Die österreichische Literatur sähe heute ohne Gerhard Fritsch ganz anders aus. Mit seinen Gedichten und seinem ersten Roman "Moos auf den Steinen" war Gerhard Fritsch zu einer der Größen der Nachkriegsliteratur geworden.

Gerhard Fritsch war zu involviert in die österreichische Literatur, um ein Außenseiter zu sein, aber er war vielleicht zu sehr involviert und wurde dadurch zum Außenseiter. Fritsch ist weniger präsent als Autor von Werken, denn als einer, der die österreichische Literatur begleitet hat. Man vergisst dabei, dass dieser Gerhard Fritsch einige Texte geschrieben hat, die beispielhaft für das einstehen, was eine Epochensignatur ausmacht, die Signatur der österreichischen Literatur nach 1945.

Gerhard Fritsch heute zu beurteilen ist nicht einfach - zumal ja das Werk nur verstreut publiziert ist. Wir hoffen, dass es einmal eine Gesamtausgabe geben wird, die Einblicke in die verschiedenen Leistungen des Autors gibt.

Mit seinen Gedichten und seinem ersten Roman "Moos auf den Steinen" ist Gerhard Fritsch zu einer der Größen der Nachkriegsliteratur geworden.

Debütroman über Österreich#

Fritschs erster Roman "Moos auf den Steinen" ist wie seine Gedichte ein Versuch, Geschichte zu erinnern, ein Versuch, der am Anfang als Versuch einer Restauration eines umfassenden Österreichbewusstseins gewertet wurde, eine Story, die nicht weiter aufregend ist.

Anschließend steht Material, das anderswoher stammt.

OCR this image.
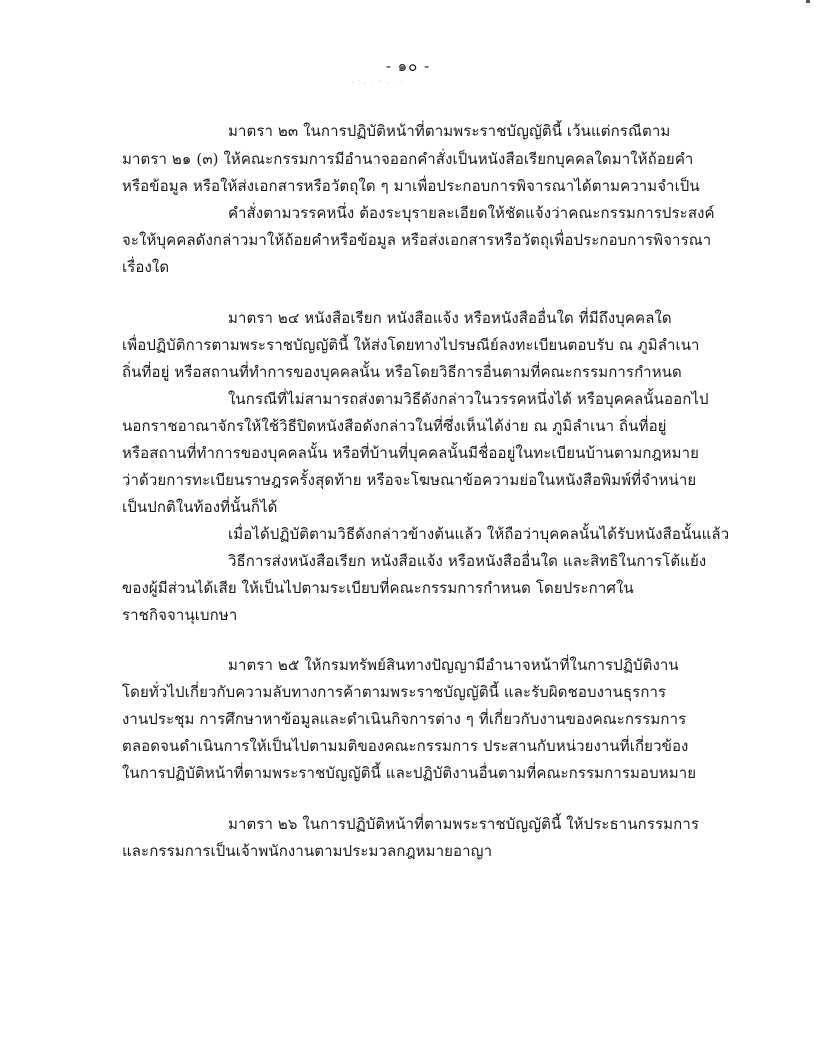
- ๑๐ -
มาตรา ๒๓ ในการปฏิบัติหน้าที่ตามพระราชบัญญัตินี้ เว้นแต่กรณีตาม
มาตรา ๒๑ (๓) ให้คณะกรรมการมีอำนาจออกคำสั่งเป็นหนังสือเรียกบุคคลใดมาให้ถ้อยคำ
หรือข้อมูล หรือให้ส่งเอกสารหรือวัตถุใด ๆ มาเพื่อประกอบการพิจารณาได้ตามความจำเป็น
คำสั่งตามวรรคหนึ่ง ต้องระบุรายละเอียดให้ชัดแจ้งว่าคณะกรรมการประสงค์
จะให้บุคคลดังกล่าวมาให้ถ้อยคำหรือข้อมูล หรือส่งเอกสารหรือวัตถุเพื่อประกอบการพิจารณา
เรื่องใด
มาตรา ๒๔ หนังสือเรียก หนังสือแจ้ง หรือหนังสืออื่นใด ที่มีถึงบุคคลใด
เพื่อปฏิบัติการตามพระราชบัญญัตินี้ ให้ส่งโดยทางไปรษณีย์ลงทะเบียนตอบรับ ณ ภูมิลำเนา
ถิ่นที่อยู่ หรือสถานที่ทำการของบุคคลนั้น หรือโดยวิธีการอื่นตามที่คณะกรรมการกำหนด
ในกรณีที่ไม่สามารถส่งตามวิธีดังกล่าวในวรรคหนึ่งได้ หรือบุคคลนั้นออกไป
นอกราชอาณาจักรให้ใช้วิธีปิดหนังสือดังกล่าวในที่ซึ่งเห็นได้ง่าย ณ ภูมิลำเนา ถิ่นที่อยู่
หรือสถานที่ทำการของบุคคลนั้น หรือที่บ้านที่บุคคลนั้นมีชื่ออยู่ในทะเบียนบ้านตามกฎหมาย
ว่าด้วยการทะเบียนราษฎรครั้งสุดท้าย หรือจะโฆษณาข้อความย่อในหนังสือพิมพ์ที่จำหน่าย
เป็นปกติในท้องที่นั้นก็ได้
เมื่อได้ปฏิบัติตามวิธีดังกล่าวข้างต้นแล้ว ให้ถือว่าบุคคลนั้นได้รับหนังสือนั้นแล้ว
วิธีการส่งหนังสือเรียก หนังสือแจ้ง หรือหนังสืออื่นใด และสิทธิในการโต้แย้ง
ของผู้มีส่วนได้เสีย ให้เป็นไปตามระเบียบที่คณะกรรมการกำหนด โดยประกาศใน
ราชกิจจานุเบกษา
มาตรา ๒๕ ให้กรมทรัพย์สินทางปัญญามีอำนาจหน้าที่ในการปฏิบัติงาน
โดยทั่วไปเกี่ยวกับความลับทางการค้าตามพระราชบัญญัตินี้ และรับผิดชอบงานธุรการ
งานประชุม การศึกษาหาข้อมูลและดำเนินกิจการต่าง ๆ ที่เกี่ยวกับงานของคณะกรรมการ
ตลอดจนดำเนินการให้เป็นไปตามมติของคณะกรรมการ ประสานกับหน่วยงานที่เกี่ยวข้อง
ในการปฏิบัติหน้าที่ตามพระราชบัญญัตินี้ และปฏิบัติงานอื่นตามที่คณะกรรมการมอบหมาย
มาตรา ๒๖ ในการปฏิบัติหน้าที่ตามพระราชบัญญัตินี้ ให้ประธานกรรมการ
และกรรมการเป็นเจ้าพนักงานตามประมวลกฎหมายอาญา
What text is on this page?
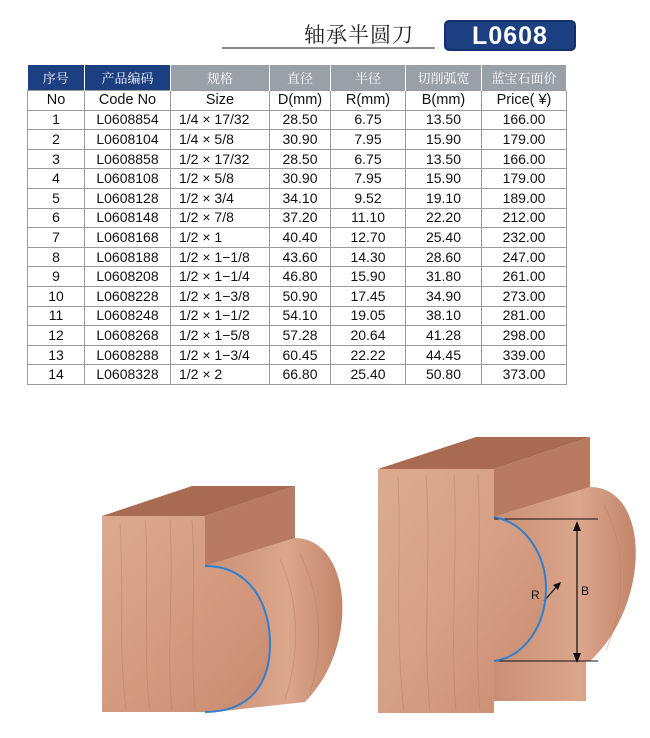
轴承半圆刀	L0608
序号	产品编码	规格	直径	半径	切削弧宽	蓝宝石面价
No	Code No	Size	D(mm)	R(mm)	B(mm)	Price( ¥)
1	L0608854	1/4 × 17/32	28.50	6.75	13.50	166.00
2	L0608104	1/4 × 5/8	30.90	7.95	15.90	179.00
3	L0608858	1/2 × 17/32	28.50	6.75	13.50	166.00
4	L0608108	1/2 × 5/8	30.90	7.95	15.90	179.00
5	L0608128	1/2 × 3/4	34.10	9.52	19.10	189.00
6	L0608148	1/2 × 7/8	37.20	11.10	22.20	212.00
7	L0608168	1/2 × 1	40.40	12.70	25.40	232.00
8	L0608188	1/2 × 1−1/8	43.60	14.30	28.60	247.00
9	L0608208	1/2 × 1−1/4	46.80	15.90	31.80	261.00
10	L0608228	1/2 × 1−3/8	50.90	17.45	34.90	273.00
11	L0608248	1/2 × 1−1/2	54.10	19.05	38.10	281.00
12	L0608268	1/2 × 1−5/8	57.28	20.64	41.28	298.00
13	L0608288	1/2 × 1−3/4	60.45	22.22	44.45	339.00
14	L0608328	1/2 × 2	66.80	25.40	50.80	373.00
R	B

Es geht um die Restauration eines Schlosses - Schwarzwasser im Marchfeld, um die Bemühungen eines jungen Mannes, auch Geschäftigkeit dort in das Schloss hineinzubringen.

Das Schloss steht symbolisch für die österreichische Geschichte und man hat wiederholt darauf aufmerksam gemacht, dass hier die Erzählstimme eines Josef Roth hörbar würde, der diese Vergangenheit zu rekonstruieren versucht, diese untergegangene Welt der Habsburger-Monarchie. Verklärung und Kritik der Vergangenheit

Das Buch wurde ein mäßiger Erfolg, aber es stand immerhin im Mittelpunkt der literarischen Diskussion. Gerhard Fritsch war damit als Autor etabliert, als Autor, der diese Generation symbolisierte und Herbert Eisenreich, einer seiner Schriftstellerkollegen, hat einen bedeutenden Essay über die österreichische Literatur geschrieben und gerade dieses Buch als das Buch seiner Generation bezeichnet, einer Generation, die gleichsam das Erbe der Vergangenheit zu tragen habe, aber die Zukunft vor sich als etwas Undefiniertes und Unfassbares sehen müsse.

Es gibt noch ein anderes Moment in diesem Buch. Es gibt ein Grabmal in dem Schloss - einer der früheren Schlossbesitzer, der dort beerdigt ist, von ihm heißt es, er sei "modo austriaco", auf österreichische Weise, im Kampfe höchst tapfer gestorben. Also eine Verklärung der Vergangenheit, aber eine Verklärung der Vergangenheit, die das Spezifische der österreichischen Vergangenheit hervorkehren möchte, als einer übernationalen Kultur, derer man sich nun doch in einem etwas beschränkten Maße erinnert. Damit wird Gerhard Fritsch auch zum Kronzeugen dessen, was man später als habsburgischen Mythos bezeichnet hat. Doch ist hier auch zu beachten, dass diesem Mythos eben nicht nur ein verklärendes, sondern auch ein kritisches Moment beigemengt ist

Gerhard Fritsch ist mittlerweile zu einem Autor geworden, der immer wieder zitiert wird, wenn es um die Definition dessen geht, was Österreich ist, was österreichische Literatur ist. Wenn man davon spricht und die Besonderheit dieser Literatur im Rahmen der deutschsprachigen Literatur hervorheben möchte, dann ist man auf ihn angewiesen. Er hat sich ja auch sehr bemüht, die eigene österreichische Identität, die österreichische Sprachfärbung zu verteidigen.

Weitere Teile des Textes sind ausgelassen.